![Laoag Chicharon]()
Based on firsthand interviews with visitors who wind up in Ilocos Norte, they want to unruffle, enjoy the fresh air and explore the food.
Ilocano cooking is well-defined because it revolves around three key ingredients, namely native bugguong (fermented fish), suka (vinegar) and bawang (garlic).
The local cooking lexicon is peppered with everyday terms — naprito, linengta, naabraw, natuno, nalauya, na-salad, napakbet, etc.
Over the last few years, hyphenated dishes have lent color to an evolving food culture. The success of pinakbet pizza and its cousins has set a trend for more hybrids.
From a local perspective, certain names in the restaurant scene have become knee-jerk for special family bonding moments.
Among the list are tour guides’ recommendations, a few personal favorites (based on consistent overall quality), two non-Ilocano restaurants that are a hit with locals and old-timey eateries that balikbayans can’t do without.

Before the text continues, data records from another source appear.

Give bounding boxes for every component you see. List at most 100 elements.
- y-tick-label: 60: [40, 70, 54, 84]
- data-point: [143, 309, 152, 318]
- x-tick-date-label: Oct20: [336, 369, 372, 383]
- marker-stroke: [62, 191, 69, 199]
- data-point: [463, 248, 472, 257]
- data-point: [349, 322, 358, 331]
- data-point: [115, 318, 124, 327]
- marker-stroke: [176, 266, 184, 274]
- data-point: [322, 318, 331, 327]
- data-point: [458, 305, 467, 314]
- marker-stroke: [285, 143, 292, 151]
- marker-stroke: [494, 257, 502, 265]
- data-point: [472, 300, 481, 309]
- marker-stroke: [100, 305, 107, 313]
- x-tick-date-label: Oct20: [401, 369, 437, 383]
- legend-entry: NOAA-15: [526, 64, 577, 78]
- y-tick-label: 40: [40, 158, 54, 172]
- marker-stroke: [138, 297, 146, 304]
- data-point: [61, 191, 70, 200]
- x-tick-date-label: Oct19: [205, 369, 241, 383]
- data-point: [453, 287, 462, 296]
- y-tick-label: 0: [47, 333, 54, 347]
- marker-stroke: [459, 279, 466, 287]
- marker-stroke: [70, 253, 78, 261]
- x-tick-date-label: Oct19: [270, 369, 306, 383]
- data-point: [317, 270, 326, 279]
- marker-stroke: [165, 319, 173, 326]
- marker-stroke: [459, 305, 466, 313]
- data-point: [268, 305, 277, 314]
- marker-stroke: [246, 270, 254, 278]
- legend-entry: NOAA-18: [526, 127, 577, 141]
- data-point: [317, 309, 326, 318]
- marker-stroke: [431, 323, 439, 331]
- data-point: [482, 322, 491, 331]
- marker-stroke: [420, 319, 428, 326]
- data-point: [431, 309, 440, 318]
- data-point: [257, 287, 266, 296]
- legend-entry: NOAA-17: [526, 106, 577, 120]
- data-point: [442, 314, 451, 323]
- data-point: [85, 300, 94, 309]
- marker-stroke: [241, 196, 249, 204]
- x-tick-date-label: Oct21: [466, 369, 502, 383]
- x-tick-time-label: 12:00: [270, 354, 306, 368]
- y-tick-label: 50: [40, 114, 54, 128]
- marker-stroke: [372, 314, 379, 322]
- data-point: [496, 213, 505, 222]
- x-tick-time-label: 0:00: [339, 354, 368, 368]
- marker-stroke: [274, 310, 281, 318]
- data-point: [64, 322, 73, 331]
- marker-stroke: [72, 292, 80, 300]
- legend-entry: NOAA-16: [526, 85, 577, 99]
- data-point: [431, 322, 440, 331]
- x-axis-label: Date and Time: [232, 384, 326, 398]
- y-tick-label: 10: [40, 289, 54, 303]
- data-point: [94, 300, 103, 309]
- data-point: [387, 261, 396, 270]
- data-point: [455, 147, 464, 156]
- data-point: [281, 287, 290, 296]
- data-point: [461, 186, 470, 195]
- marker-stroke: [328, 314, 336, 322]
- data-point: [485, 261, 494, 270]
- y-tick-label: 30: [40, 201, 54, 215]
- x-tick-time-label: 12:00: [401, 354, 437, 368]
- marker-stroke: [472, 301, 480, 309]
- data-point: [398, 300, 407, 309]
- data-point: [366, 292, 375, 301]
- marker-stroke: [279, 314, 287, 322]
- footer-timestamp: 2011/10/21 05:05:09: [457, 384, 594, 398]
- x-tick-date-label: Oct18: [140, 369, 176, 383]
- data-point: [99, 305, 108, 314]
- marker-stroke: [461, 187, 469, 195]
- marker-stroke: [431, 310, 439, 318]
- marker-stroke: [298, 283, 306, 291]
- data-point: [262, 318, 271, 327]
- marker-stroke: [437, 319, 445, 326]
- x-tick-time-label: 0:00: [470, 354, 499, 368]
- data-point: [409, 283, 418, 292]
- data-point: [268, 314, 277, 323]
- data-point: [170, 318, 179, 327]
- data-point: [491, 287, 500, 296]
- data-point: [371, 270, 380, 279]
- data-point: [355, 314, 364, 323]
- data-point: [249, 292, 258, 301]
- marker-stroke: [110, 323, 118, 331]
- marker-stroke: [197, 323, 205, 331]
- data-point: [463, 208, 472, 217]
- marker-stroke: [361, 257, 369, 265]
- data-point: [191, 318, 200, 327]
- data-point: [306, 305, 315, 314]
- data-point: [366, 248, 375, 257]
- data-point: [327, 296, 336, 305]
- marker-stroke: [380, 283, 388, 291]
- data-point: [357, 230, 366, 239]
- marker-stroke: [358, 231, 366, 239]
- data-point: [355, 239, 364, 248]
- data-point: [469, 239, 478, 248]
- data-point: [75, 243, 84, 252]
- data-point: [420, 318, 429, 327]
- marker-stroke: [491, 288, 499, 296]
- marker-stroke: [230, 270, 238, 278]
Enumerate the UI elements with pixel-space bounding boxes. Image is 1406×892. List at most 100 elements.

1. Dawang’s Place. Known for its wicked dinardaraan (bloodmeat) with chicharon and smoky paksiw, this carinderia type of eatery has reached cult status ahead of the pack. Second-generation patrons chip in for tinuno and the diet-breaking dinardaran. No one, really, to my knowledge, has left the place unsatisfied.
2. Batac Riverside Empanadahan. Agruably the best empanada in Ilocos can be found in Batac’s always crowded empanadahan. Lanie’s or Glory’s, with suka ken sili or banana ketchup, that orange thing, bursting with indigenous longaniza and papaya flavors, will inevitably make a visitor keep coming back for more.

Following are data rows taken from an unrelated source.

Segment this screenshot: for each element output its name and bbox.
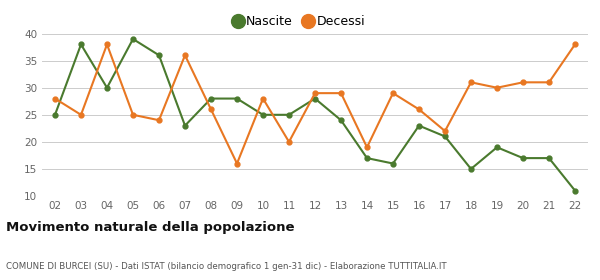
Nascite bbox=[181, 124, 188, 127]
Nascite bbox=[415, 124, 422, 127]
Decessi bbox=[520, 81, 527, 84]
Nascite bbox=[77, 43, 85, 46]
Decessi bbox=[467, 81, 475, 84]
Decessi bbox=[415, 108, 422, 111]
Nascite bbox=[571, 189, 578, 192]
Nascite bbox=[155, 53, 163, 57]
Decessi bbox=[181, 53, 188, 57]
Decessi bbox=[155, 118, 163, 122]
Decessi bbox=[130, 113, 137, 116]
Decessi bbox=[571, 43, 578, 46]
Decessi bbox=[337, 92, 344, 95]
Decessi bbox=[259, 97, 266, 100]
Text: Movimento naturale della popolazione: Movimento naturale della popolazione bbox=[6, 221, 295, 234]
Legend: Nascite, Decessi: Nascite, Decessi bbox=[230, 10, 370, 33]
Nascite bbox=[389, 162, 397, 165]
Decessi bbox=[364, 146, 371, 149]
Nascite bbox=[130, 37, 137, 41]
Decessi bbox=[545, 81, 553, 84]
Nascite bbox=[233, 97, 241, 100]
Nascite bbox=[364, 157, 371, 160]
Line: Nascite: Nascite bbox=[53, 37, 577, 193]
Nascite bbox=[545, 157, 553, 160]
Nascite bbox=[442, 135, 449, 138]
Nascite bbox=[208, 97, 215, 100]
Nascite bbox=[311, 97, 319, 100]
Decessi bbox=[311, 92, 319, 95]
Decessi bbox=[493, 86, 500, 89]
Nascite bbox=[467, 167, 475, 171]
Nascite bbox=[493, 146, 500, 149]
Decessi bbox=[389, 92, 397, 95]
Text: COMUNE DI BURCEI (SU) - Dati ISTAT (bilancio demografico 1 gen-31 dic) - Elabora: COMUNE DI BURCEI (SU) - Dati ISTAT (bila… bbox=[6, 262, 446, 271]
Decessi bbox=[233, 162, 241, 165]
Nascite bbox=[337, 118, 344, 122]
Decessi bbox=[103, 43, 110, 46]
Decessi bbox=[442, 129, 449, 133]
Nascite bbox=[286, 113, 293, 116]
Decessi bbox=[77, 113, 85, 116]
Decessi bbox=[286, 140, 293, 144]
Decessi bbox=[52, 97, 59, 100]
Nascite bbox=[103, 86, 110, 89]
Nascite bbox=[520, 157, 527, 160]
Nascite bbox=[259, 113, 266, 116]
Decessi bbox=[208, 108, 215, 111]
Nascite bbox=[52, 113, 59, 116]
Line: Decessi: Decessi bbox=[53, 42, 577, 166]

3. Bergblick. One review (from an awarded journalist) at tripadvisor shared the same thoughts I have for this German restaurant in Pagudpud. I bring my guests to Bergblick because I know I won’t be embarrasesd. I’ve practically tasted everything on the menu, so it’s certainly low-pressure. Must-trys (besides German beer): Bergblick pan, sauerkraut platter, fish carpaccio, bihon guisado, German-style crispy pork leg, fried potato skins, and all the desserts.
4. Red 8. Chinoys from Manila rave about the superior quality of hakaw, chicken feet and assorted congees at this tea house inside Fort Ilocandia. Locals reserve Red 8 for special occasions and meetings. Bump into government officials, businessmen, balikbayans and tourists. Other offerings: Cantonese and Taiwanese dishes and assorted roasted meat.
5. Saramsam. Their hybrid pizzas and pastas click with the younger crowd. Service is a bit slow sometimes, but amid a nice and cozy ambiance, it feels fine to linger in this global-eclectic house-turned-resto.
6. Katrina’s. For tourists who don’t mind getting out of their comfort zones is a hole in the wall in the outskirts of Laoag. Located near the Laoag Cemetery and BJMP, Katrina’s is frequented by Ilocanos who are strict with their food preferences, dyed-in-the-wool Ilocanos who won’t part with tradition. The house lauya a la libre go well with the dirardaraan with crispy bagbagis (deep-fried intestines), inbaliktad, dinakdakan and vegetable specialties.
7. Lidamero’s. According to stories, it’s the breakfast place for Laoag policemen. In this carinderia, there are more authentic Ilocano choices that won’t break your budget. Everyday access to lechon is s plus point.
8. Leni’s in Adams. No other place I know for fascinating mountain-grown food. Nostalgic picnic-style lunch in the midst of nature. Leni will whip u
p an organic lunch at your request. A basic meal consists of wild aba (gabi) cooked in coconut milk, balbalusa (wild eggplant) salad, boiled river fish, kinirog a udang (crawfish), adobo or tinuno. The lady will accommodate special requests such as buos (red ants), tukak, ubog, tree ears pinakbet, depending on availability.
9. Evangeline’s Beach Resort. A friend tour guide and I agree on Evangeline’s kind of cooking. Their pinakbet is different, but delightful, without leaving the bounds of authenticity. Evangeline’s is tucked away in a crowded resort area fronting the Saud Beach Cove. Nevertheless, the restobar is casual and warm with a relaxing beachy ambiance. Be ready to explore their binagoongang bagnet sa gata.
10. La Moda Panciteria. Something that will take you to downtown Laoag in the olden times
are the eats at La Moda. Flat pancit guisado with pieces of lechon de carajay, fried chicken and pork chop (like your grandma cooked for you) are hot items on the menu. Highly recommended: the La Moda fried rice (with chicharon). Chinese eateries in Laoag like La Moda are on the verge of extinction.